• acımasızlıktır. ruh hastası mısın olm sen? siktir git balkonda ye, mutfakta ye balığını. bi' kadeh de rakı iç. ayıp değil mi akvaryumun karşısında, psikolojik baskı yapıyormuş gibi... yakıştıramıyorum doğrusu.
  • balıklar için reality show'dur
  • denize karşı balık yemek eyleminin mikro versiyonudur.
  • kurban kesim yeri diye yerler var mesela; inekler koyunlar yanyana kesiliyor, sonra da sicagi sicagina ciger kavurma yeniyor.

    bu da üzücü bir örnek. balıklar kadar bilinçsiz de değiller o hayvanlar. çocukken de izleyemezdim şimdi de dayanamiyorum.
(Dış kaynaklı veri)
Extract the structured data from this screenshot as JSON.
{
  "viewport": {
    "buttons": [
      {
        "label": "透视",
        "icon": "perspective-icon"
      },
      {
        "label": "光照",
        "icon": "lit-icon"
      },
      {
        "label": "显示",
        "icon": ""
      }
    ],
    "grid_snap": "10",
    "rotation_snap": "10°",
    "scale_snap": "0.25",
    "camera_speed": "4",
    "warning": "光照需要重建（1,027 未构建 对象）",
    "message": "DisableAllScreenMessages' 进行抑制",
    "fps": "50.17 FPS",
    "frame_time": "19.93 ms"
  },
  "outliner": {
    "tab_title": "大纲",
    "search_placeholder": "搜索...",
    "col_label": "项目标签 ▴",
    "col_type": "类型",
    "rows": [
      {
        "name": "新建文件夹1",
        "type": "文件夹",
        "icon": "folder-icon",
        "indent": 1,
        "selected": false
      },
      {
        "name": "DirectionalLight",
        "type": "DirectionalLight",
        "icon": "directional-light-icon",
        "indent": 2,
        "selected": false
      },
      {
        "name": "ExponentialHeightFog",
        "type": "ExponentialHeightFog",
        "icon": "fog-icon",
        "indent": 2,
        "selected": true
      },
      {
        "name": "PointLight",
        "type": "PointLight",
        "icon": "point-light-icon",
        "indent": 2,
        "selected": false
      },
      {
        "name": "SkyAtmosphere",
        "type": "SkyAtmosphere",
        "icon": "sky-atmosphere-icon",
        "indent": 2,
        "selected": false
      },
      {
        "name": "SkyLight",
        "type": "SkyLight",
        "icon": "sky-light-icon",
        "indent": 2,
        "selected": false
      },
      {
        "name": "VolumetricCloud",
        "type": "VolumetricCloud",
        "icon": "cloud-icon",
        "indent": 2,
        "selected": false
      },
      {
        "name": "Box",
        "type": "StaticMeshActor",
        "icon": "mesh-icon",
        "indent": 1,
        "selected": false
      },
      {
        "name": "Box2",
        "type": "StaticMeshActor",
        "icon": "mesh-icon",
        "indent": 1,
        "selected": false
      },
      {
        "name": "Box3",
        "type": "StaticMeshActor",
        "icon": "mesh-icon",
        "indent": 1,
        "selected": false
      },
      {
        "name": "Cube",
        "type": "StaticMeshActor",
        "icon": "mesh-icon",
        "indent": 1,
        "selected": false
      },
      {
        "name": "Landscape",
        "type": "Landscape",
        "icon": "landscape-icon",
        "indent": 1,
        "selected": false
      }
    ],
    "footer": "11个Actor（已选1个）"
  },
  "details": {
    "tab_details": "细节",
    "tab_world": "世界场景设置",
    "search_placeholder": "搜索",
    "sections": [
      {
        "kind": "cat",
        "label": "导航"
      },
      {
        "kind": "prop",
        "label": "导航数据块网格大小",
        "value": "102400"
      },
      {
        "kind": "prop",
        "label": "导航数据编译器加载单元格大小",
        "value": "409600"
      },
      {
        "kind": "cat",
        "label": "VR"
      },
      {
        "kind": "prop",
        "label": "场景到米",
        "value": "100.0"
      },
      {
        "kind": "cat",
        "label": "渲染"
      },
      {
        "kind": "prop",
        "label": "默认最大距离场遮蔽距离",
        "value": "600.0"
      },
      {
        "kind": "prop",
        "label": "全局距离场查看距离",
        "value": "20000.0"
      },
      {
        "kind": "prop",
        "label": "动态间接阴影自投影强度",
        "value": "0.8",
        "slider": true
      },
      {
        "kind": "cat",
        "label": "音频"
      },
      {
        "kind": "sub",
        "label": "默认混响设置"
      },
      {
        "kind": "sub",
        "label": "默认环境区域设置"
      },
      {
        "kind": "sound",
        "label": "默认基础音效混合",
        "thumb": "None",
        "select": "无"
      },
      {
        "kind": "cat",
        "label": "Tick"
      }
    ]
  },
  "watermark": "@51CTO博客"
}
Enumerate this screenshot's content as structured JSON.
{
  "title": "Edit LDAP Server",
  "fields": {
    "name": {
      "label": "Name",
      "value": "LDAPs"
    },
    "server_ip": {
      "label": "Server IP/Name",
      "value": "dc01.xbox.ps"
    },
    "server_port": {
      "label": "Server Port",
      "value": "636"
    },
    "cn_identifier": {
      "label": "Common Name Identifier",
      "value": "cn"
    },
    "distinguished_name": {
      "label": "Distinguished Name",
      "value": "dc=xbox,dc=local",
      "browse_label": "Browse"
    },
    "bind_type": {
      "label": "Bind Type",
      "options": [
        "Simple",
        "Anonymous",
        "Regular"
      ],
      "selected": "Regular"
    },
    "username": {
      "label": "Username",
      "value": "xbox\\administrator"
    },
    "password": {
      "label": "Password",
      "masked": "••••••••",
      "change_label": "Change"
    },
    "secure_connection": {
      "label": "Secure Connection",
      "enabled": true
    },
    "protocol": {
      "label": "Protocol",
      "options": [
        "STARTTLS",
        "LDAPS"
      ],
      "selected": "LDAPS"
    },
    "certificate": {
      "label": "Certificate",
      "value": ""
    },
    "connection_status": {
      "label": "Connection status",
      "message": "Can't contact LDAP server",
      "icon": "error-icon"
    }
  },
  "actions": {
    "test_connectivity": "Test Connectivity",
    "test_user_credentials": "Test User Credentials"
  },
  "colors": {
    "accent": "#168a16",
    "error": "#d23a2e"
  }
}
  • ömrü hayatımda 3 kere balık yiyip, her seferinde de kusmuş adamım. dokunuyor arkadaş, mideye gidiyor, bağırsaklara gitmiyor. tiksinme oluştu anlamını bilmiyorum, birgün bir arkadaşım bunun akvaryum hobimle bir ilgisi olup olmadığını sordu, o güne kadar hiç düşünmemiştim, sanırım o akvaryuma, balıklara o kadar tutkunum ki sanırım bilinçaltı yokluyor, nayır, nolmaz diyor. ha bir de akvaryumumun karşısına geçip balık yediğimi hayal bile edemiyorum, köpeğimi keser yerim balıkları asla. köpek iddaalı bir açıklama oldu, vazgeçtim.
  • (bkz: gözdağı)
  • balıklara karşı gövde gösterisidir. akıllı olurlar.
    zaten yaramazlık yapan balık da görmedim. olsun. arada sırada patronun kim olduğunu gösterin onlara.
  • her 5 saniyede bir balık için tekrarlanan ama atlatılması 5 saniye süren travma.
  • hoş bir durum değil, bu benim açımdan olan durum.

    ayrıca bahsetmek isterim ki, balıkların saniyelik ya da dakikalık hafızası olduğu klişesi gerçek değildir, tamamen japon balıklarının doyma hissinin olmaması yüzünden "yem veriyorum veriyorum gene yiyo, unutuyo eheheh" vaziyetinden dolayıdır. size öyle balık türlerinin yavrularına nasıl baktığına dair şeyler gösteririm ki, bu mu unutkan lan dersiniz. rica ediyorum bilindik klişeleri tekrarlayıp durmayın.